Scuola: studenti liceo Righi (Roma), ‘soffocati da verifiche, è peggio che mai a causa ddi’
Roma, 31 gen. (Adnkronos) – “La pressione su noi studenti è altissima. Siamo soffocati da interrogazioni e verifiche. Ai prof servono voti e poiché la quarantena è sempre all’angolo provano a portarsi avanti il più possibile, perché la verifica la vogliono in presenza”. E’ la denuncia all’Adnkronos di uno studente del collettivo Ludus del liceo scientifico Righi, nella Capitale, che afferma: “Ci siamo confrontati, la situazione è peggiorata enormemente con la didattica mista; viviamo una continua ricerca di voti in presenza. E noi è come se non sapessimo più studiare. E’ come se lo studio non avesse più un fine. Pensiamo ad altro. Abbiamo più difficoltà a concentrarci e più paura con lo stress che aumenta ad ogni verifica”.
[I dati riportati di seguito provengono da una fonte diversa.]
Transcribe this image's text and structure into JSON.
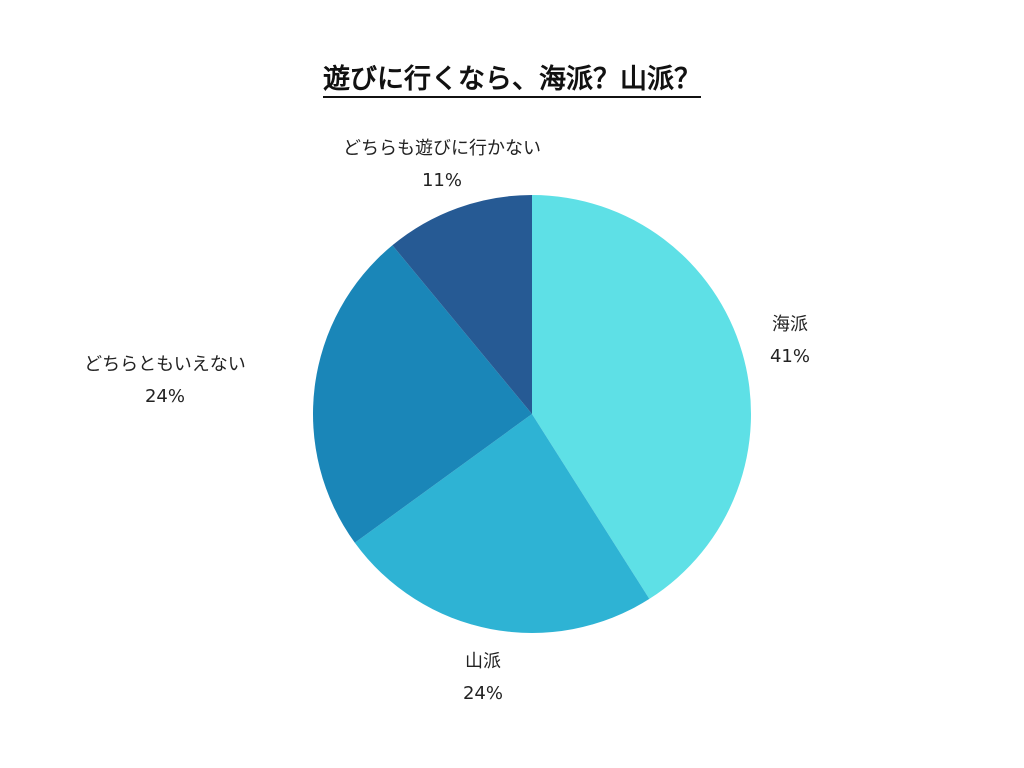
{
  "chart_data": {
    "type": "pie",
    "title": "遊びに行くなら、海派？山派？",
    "slices": [
      {
        "label": "海派",
        "value": 41,
        "value_label": "41%",
        "color": "#5ee0e6"
      },
      {
        "label": "山派",
        "value": 24,
        "value_label": "24%",
        "color": "#2eb3d4"
      },
      {
        "label": "どちらともいえない",
        "value": 24,
        "value_label": "24%",
        "color": "#1a86b8"
      },
      {
        "label": "どちらも遊びに行かない",
        "value": 11,
        "value_label": "11%",
        "color": "#265a94"
      }
    ],
    "start": "12 o'clock",
    "direction": "clockwise",
    "legend": "none"
  }
}
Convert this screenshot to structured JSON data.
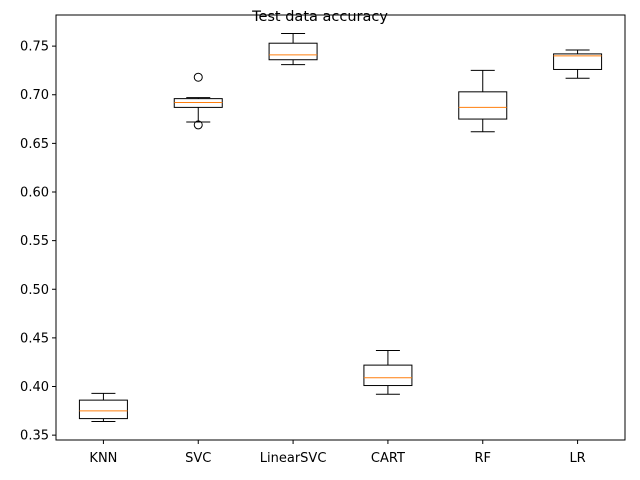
{
  "chart_data": {
    "type": "box",
    "title": "Test data accuracy",
    "xlabel": "",
    "ylabel": "",
    "categories": [
      "KNN",
      "SVC",
      "LinearSVC",
      "CART",
      "RF",
      "LR"
    ],
    "ylim": [
      0.345,
      0.782
    ],
    "yticks": [
      0.35,
      0.4,
      0.45,
      0.5,
      0.55,
      0.6,
      0.65,
      0.7,
      0.75
    ],
    "ytick_labels": [
      "0.35",
      "0.40",
      "0.45",
      "0.50",
      "0.55",
      "0.60",
      "0.65",
      "0.70",
      "0.75"
    ],
    "grid": false,
    "boxes": [
      {
        "category": "KNN",
        "whisker_low": 0.364,
        "q1": 0.367,
        "median": 0.375,
        "q3": 0.386,
        "whisker_high": 0.393,
        "outliers": []
      },
      {
        "category": "SVC",
        "whisker_low": 0.672,
        "q1": 0.687,
        "median": 0.692,
        "q3": 0.696,
        "whisker_high": 0.697,
        "outliers": [
          0.718,
          0.669
        ]
      },
      {
        "category": "LinearSVC",
        "whisker_low": 0.731,
        "q1": 0.736,
        "median": 0.741,
        "q3": 0.753,
        "whisker_high": 0.763,
        "outliers": []
      },
      {
        "category": "CART",
        "whisker_low": 0.392,
        "q1": 0.401,
        "median": 0.409,
        "q3": 0.422,
        "whisker_high": 0.437,
        "outliers": []
      },
      {
        "category": "RF",
        "whisker_low": 0.662,
        "q1": 0.675,
        "median": 0.687,
        "q3": 0.703,
        "whisker_high": 0.725,
        "outliers": []
      },
      {
        "category": "LR",
        "whisker_low": 0.717,
        "q1": 0.726,
        "median": 0.74,
        "q3": 0.742,
        "whisker_high": 0.746,
        "outliers": []
      }
    ],
    "colors": {
      "box": "#000000",
      "median": "#ff7f0e",
      "axes": "#000000",
      "background": "#ffffff"
    }
  }
}
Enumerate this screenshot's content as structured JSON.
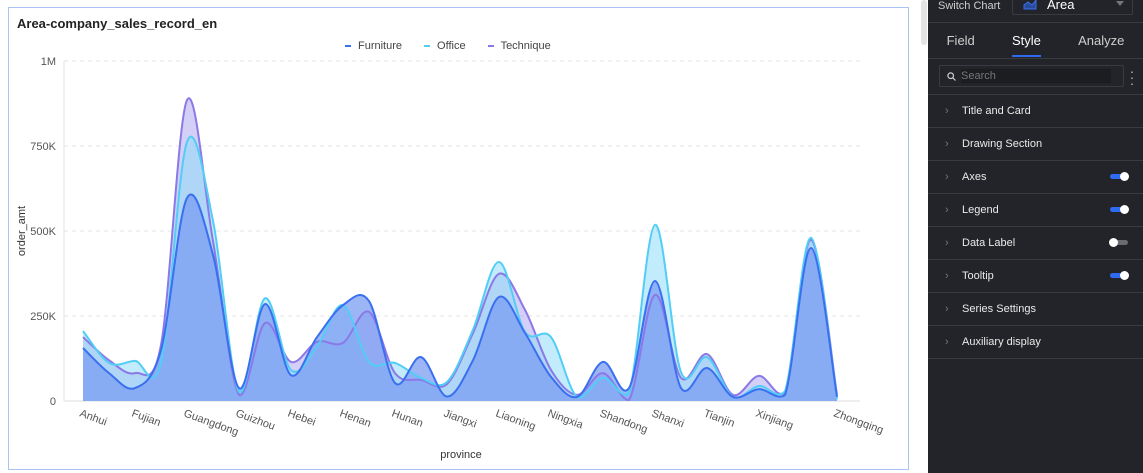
{
  "chart_card": {
    "title": "Area-company_sales_record_en"
  },
  "chart_data": {
    "type": "area",
    "title": "Area-company_sales_record_en",
    "xlabel": "province",
    "ylabel": "order_amt",
    "ylim": [
      0,
      1000000
    ],
    "yticks": [
      0,
      250000,
      500000,
      750000,
      1000000
    ],
    "ytick_labels": [
      "0",
      "250K",
      "500K",
      "750K",
      "1M"
    ],
    "grid": true,
    "legend": "top-center",
    "categories": [
      "Anhui",
      "",
      "Fujian",
      "",
      "Guangdong",
      "",
      "Guizhou",
      "",
      "Hebei",
      "",
      "Henan",
      "",
      "Hunan",
      "",
      "Jiangxi",
      "",
      "Liaoning",
      "",
      "Ningxia",
      "",
      "Shandong",
      "",
      "Shanxi",
      "",
      "Tianjin",
      "",
      "Xinjiang",
      "",
      "",
      "Zhongqing"
    ],
    "series": [
      {
        "name": "Furniture",
        "color": "#3a6ff0",
        "values": [
          156000,
          82000,
          38000,
          150000,
          597000,
          430000,
          38000,
          285000,
          76000,
          188000,
          282000,
          294000,
          53000,
          129000,
          13000,
          120000,
          306000,
          200000,
          71000,
          12000,
          115000,
          38000,
          353000,
          38000,
          97000,
          12000,
          35000,
          18000,
          450000,
          12000
        ]
      },
      {
        "name": "Office",
        "color": "#52cdf6",
        "values": [
          206000,
          112000,
          118000,
          115000,
          762000,
          530000,
          27000,
          302000,
          91000,
          160000,
          282000,
          115000,
          112000,
          68000,
          56000,
          210000,
          409000,
          203000,
          188000,
          12000,
          68000,
          24000,
          518000,
          85000,
          129000,
          12000,
          44000,
          29000,
          480000,
          5000
        ]
      },
      {
        "name": "Technique",
        "color": "#8a79e6",
        "values": [
          188000,
          120000,
          82000,
          165000,
          885000,
          470000,
          18000,
          229000,
          115000,
          174000,
          171000,
          262000,
          82000,
          62000,
          50000,
          200000,
          374000,
          268000,
          91000,
          18000,
          82000,
          3000,
          312000,
          68000,
          138000,
          18000,
          74000,
          26000,
          474000,
          18000
        ]
      }
    ]
  },
  "panel": {
    "switch_chart_label": "Switch Chart",
    "chart_type": "Area",
    "tabs": [
      {
        "label": "Field"
      },
      {
        "label": "Style",
        "active": true
      },
      {
        "label": "Analyze"
      }
    ],
    "search_placeholder": "Search",
    "sections": [
      {
        "label": "Title and Card"
      },
      {
        "label": "Drawing Section"
      },
      {
        "label": "Axes",
        "toggle": true
      },
      {
        "label": "Legend",
        "toggle": true
      },
      {
        "label": "Data Label",
        "toggle": false
      },
      {
        "label": "Tooltip",
        "toggle": true
      },
      {
        "label": "Series Settings"
      },
      {
        "label": "Auxiliary display"
      }
    ]
  }
}
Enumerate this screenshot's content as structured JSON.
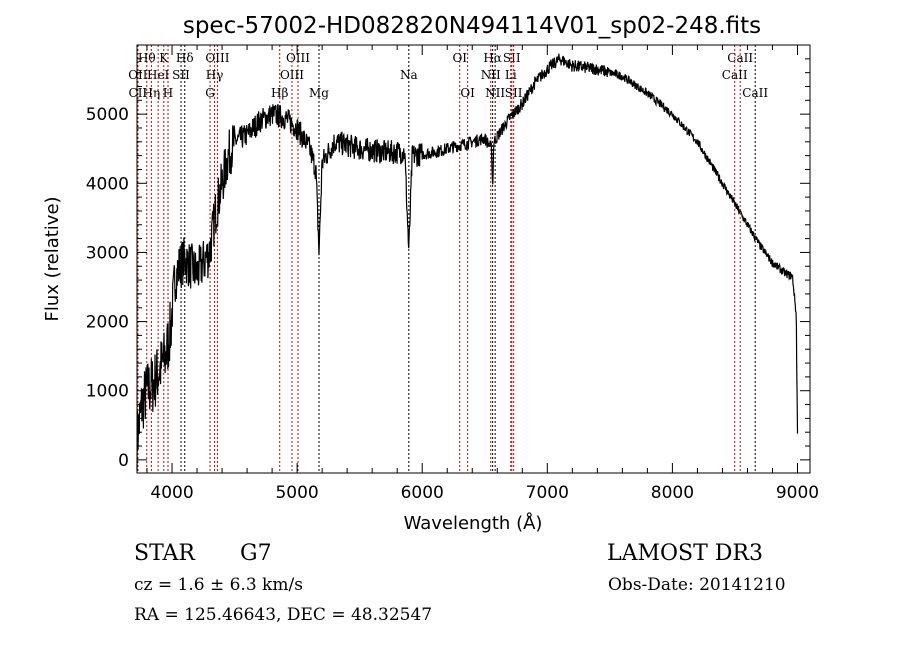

Quindi, guardando alla storia di Matteo Riganti, ragazzo di 18 anni deceduto il 1 gennaio di quest’anno per una fragilità acuita dalla pressione scolastica di cui oggi scrive il Corriere della Sera, lo studente commenta: “non avrei mai immaginato che la scuola potesse spingere un ragazzo a togliersi la vita. Vuol dire che qualcosa è profondamente sbagliato e tutti dovremmo riflettere”.
(di Roberta Lanzara)

I commenti sono chiusi.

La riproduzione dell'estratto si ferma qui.